葉が出なくても、花が咲かなくても幸せです

惠州学院 陳漫妮 

 すべてのことが望みどおりになるわけではありませんが、人生は依然として素晴らしいです。これは『コントが始まる』という日本のテレビドラマが、私に教えてくれたことです。春斗、瞬太、潤平からなるお笑いグループ「マクベス」の3人は、十年間もの間、お笑いの夢のために努力しました。しかし、鳴かず飛ばずの日々が続きました。これは、現代の日本青年が夢を追う物語です。  

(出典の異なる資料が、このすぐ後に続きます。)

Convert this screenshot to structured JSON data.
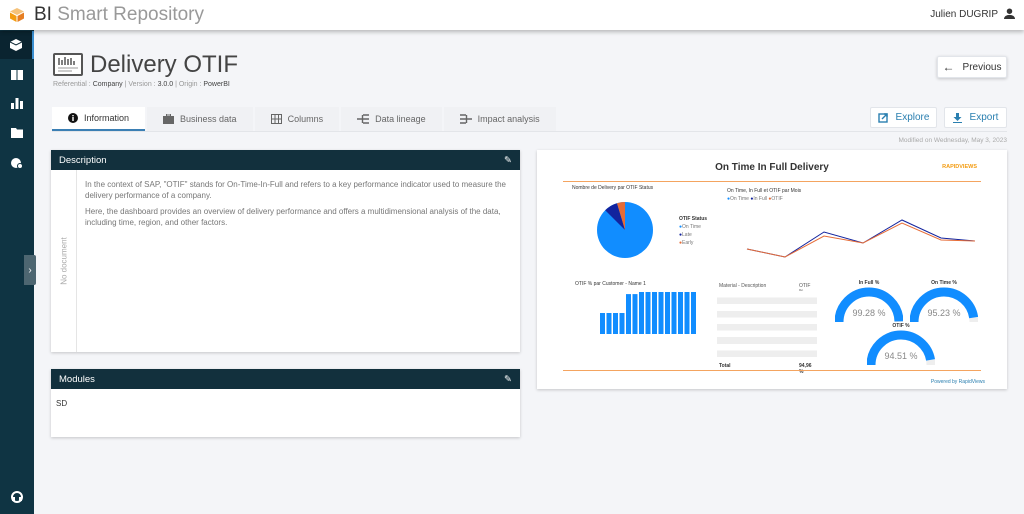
{
  "app": {
    "title_bold": "BI",
    "title_rest": " Smart Repository",
    "user": "Julien DUGRIP"
  },
  "sidebar": {
    "items": [
      "cube-icon",
      "book-icon",
      "chart-icon",
      "folder-icon",
      "cloud-settings-icon"
    ],
    "bottom": "support-icon"
  },
  "page": {
    "title": "Delivery OTIF",
    "referential_label": "Referential : ",
    "referential": "Company",
    "version_label": "Version : ",
    "version": "3.0.0",
    "origin_label": "Origin : ",
    "origin": "PowerBI",
    "modified": "Modified on Wednesday, May 3, 2023"
  },
  "tabs": [
    {
      "label": "Information",
      "active": true
    },
    {
      "label": "Business data"
    },
    {
      "label": "Columns"
    },
    {
      "label": "Data lineage"
    },
    {
      "label": "Impact analysis"
    }
  ],
  "buttons": {
    "previous": "Previous",
    "explore": "Explore",
    "export": "Export"
  },
  "description": {
    "header": "Description",
    "side_label": "No document",
    "paragraphs": [
      "In the context of SAP, \"OTIF\" stands for On-Time-In-Full and refers to a key performance indicator used to measure the delivery performance of a company.",
      "Here, the dashboard provides an overview of delivery performance and offers a multidimensional analysis of the data, including time, region, and other factors."
    ]
  },
  "modules": {
    "header": "Modules",
    "value": "SD"
  },
  "preview": {
    "title": "On Time In Full Delivery",
    "brand": "RAPIDVIEWS",
    "pie_title": "Nombre de Delivery par OTIF Status",
    "legend_title": "OTIF Status",
    "legend": [
      "On Time",
      "Late",
      "Early"
    ],
    "line_title": "On Time, In Full et OTIF par Mois",
    "line_legend": [
      "On Time",
      "In Full",
      "OTIF"
    ],
    "bar_title": "OTIF % par Customer - Name 1",
    "table_header": [
      "Material - Description",
      "OTIF %"
    ],
    "table_total": [
      "Total",
      "94,96 %"
    ],
    "gauges": [
      {
        "label": "In Full %",
        "value": "99.28 %",
        "pct": 99.28
      },
      {
        "label": "On Time %",
        "value": "95.23 %",
        "pct": 95.23
      },
      {
        "label": "OTIF %",
        "value": "94.51 %",
        "pct": 94.51
      }
    ],
    "powered": "Powered by RapidViews",
    "colors": {
      "on_time": "#118dff",
      "late": "#12239e",
      "early": "#e66c37",
      "accent": "#f4a460"
    }
  }
}
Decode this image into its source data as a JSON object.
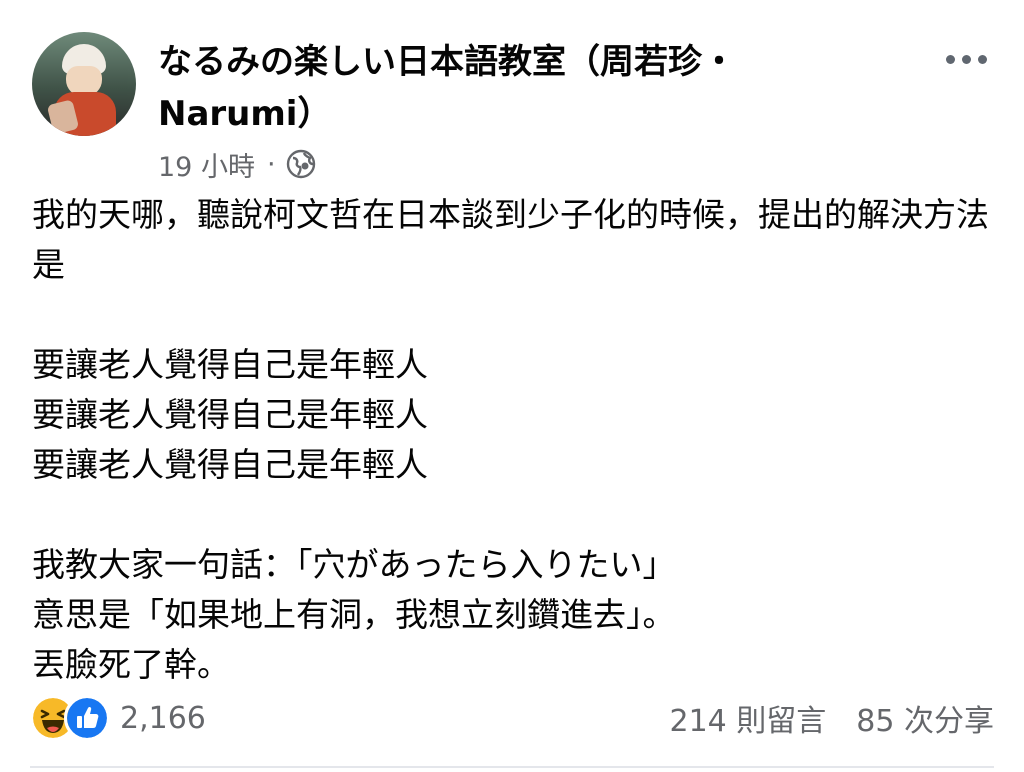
{
  "post": {
    "page_name": "なるみの楽しい日本語教室（周若珍・Narumi）",
    "time": "19 小時",
    "separator": "·",
    "audience_icon": "globe-icon",
    "more_icon": "more-horizontal-icon",
    "body": {
      "line1": "我的天哪，聽說柯文哲在日本談到少子化的時候，提出的解決方法是",
      "repeat1": "要讓老人覺得自己是年輕人",
      "repeat2": "要讓老人覺得自己是年輕人",
      "repeat3": "要讓老人覺得自己是年輕人",
      "line2": "我教大家一句話：「穴があったら入りたい」",
      "line3": "意思是「如果地上有洞，我想立刻鑽進去」。",
      "line4": "丟臉死了幹。"
    }
  },
  "footer": {
    "reaction_icons": [
      "haha-icon",
      "like-icon"
    ],
    "reaction_count": "2,166",
    "comments": "214 則留言",
    "shares": "85 次分享"
  },
  "colors": {
    "text": "#050505",
    "secondary": "#65676b",
    "like_blue": "#1877f2",
    "haha_yellow": "#f7b928"
  }
}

ある日、潤平がアルバイト中の麻雀店に、高校の後輩と彼の会社の上司たちが来ました。後輩が潤平をしきりに褒めるので、上司たちは潤平に面白いネタを披露するように言いました。突然のことに、潤平は戸惑ってしまいます。すると、上司が「断然俺のほうが面白いもん、あれじゃ売れないわ」と言いました。この一言で、純平の心は折れてしまいました。過去十年を振り返ってみると、彼らは甘えが出ないようにと毎週必ず新作を作り、ネタ合わせをすることを自分たちに課しました。それでも、彼らのコントを見にくる観客はいつもごくわずかでした。潤平が「何でこんなむなしい気持ちになってまで続けんだろう。世間にばかにされて、もう平気じゃないふりすんの疲れたわ」と言いました。潤平は、結局、自分は凡愚にすぎないことに気付いたのです。 

そんな潤平を見て、私は自分の過去を振り返りました。潤平が苦境に陥ったように、私もさまざまな夢を諦めてきました。私はもう大学三年生になります。大学院に進学したいですが、私のような凡骨でもなれますか?きっとだめでしょう。私より優秀な人は数えきれないほどいます。同級生は目覚ましい進歩を遂げています。私はまだ、「自信を失う」という状態にとどまっています。 

十年間もの間、一生懸命努力した「マクベス」でさえ、成功は得られなかったのです。卒業の日が近づくにつれ、私は夢と現実の交差点に立って、前に進むことができません。頑張っても結果が出るとは限らない。この現実を目の当たりにすると、前に進もうとしても足が竦んでしまいます。 

 「やはり大学院進学はやめて社会人になろう」。そう思った瞬間、窓のところにある紫陽花が目に入りました。艶めく若葉が何枚も出ていて、びっくりしました。この紫陽花を育てて1年半になりますが、今まで花は咲きませんでした。 

 花はまだ見えませんが、艶めく若葉が励みになりました。「マクベス」の3人もきっと、そういう気持ちで頑張ってきたのでしょう。花が咲くことばかりをずっと考えていると、その過程の艶めく美しい若葉に出会うことを忘れてしまいます。 

 葉の紋様に沿って、私は考えました。夢を語り合える時間があれば、それだけで幸せです。何も結果が出ないことばかり想像すると、一歩も動けなくなります。一番大切なのは、過程がどのような生彩を放つか、それが尊い人生の記録です。一生懸命努力したら、それで良いのではないでしょうか。花が咲かなくても、幸せを感じることはできるのです。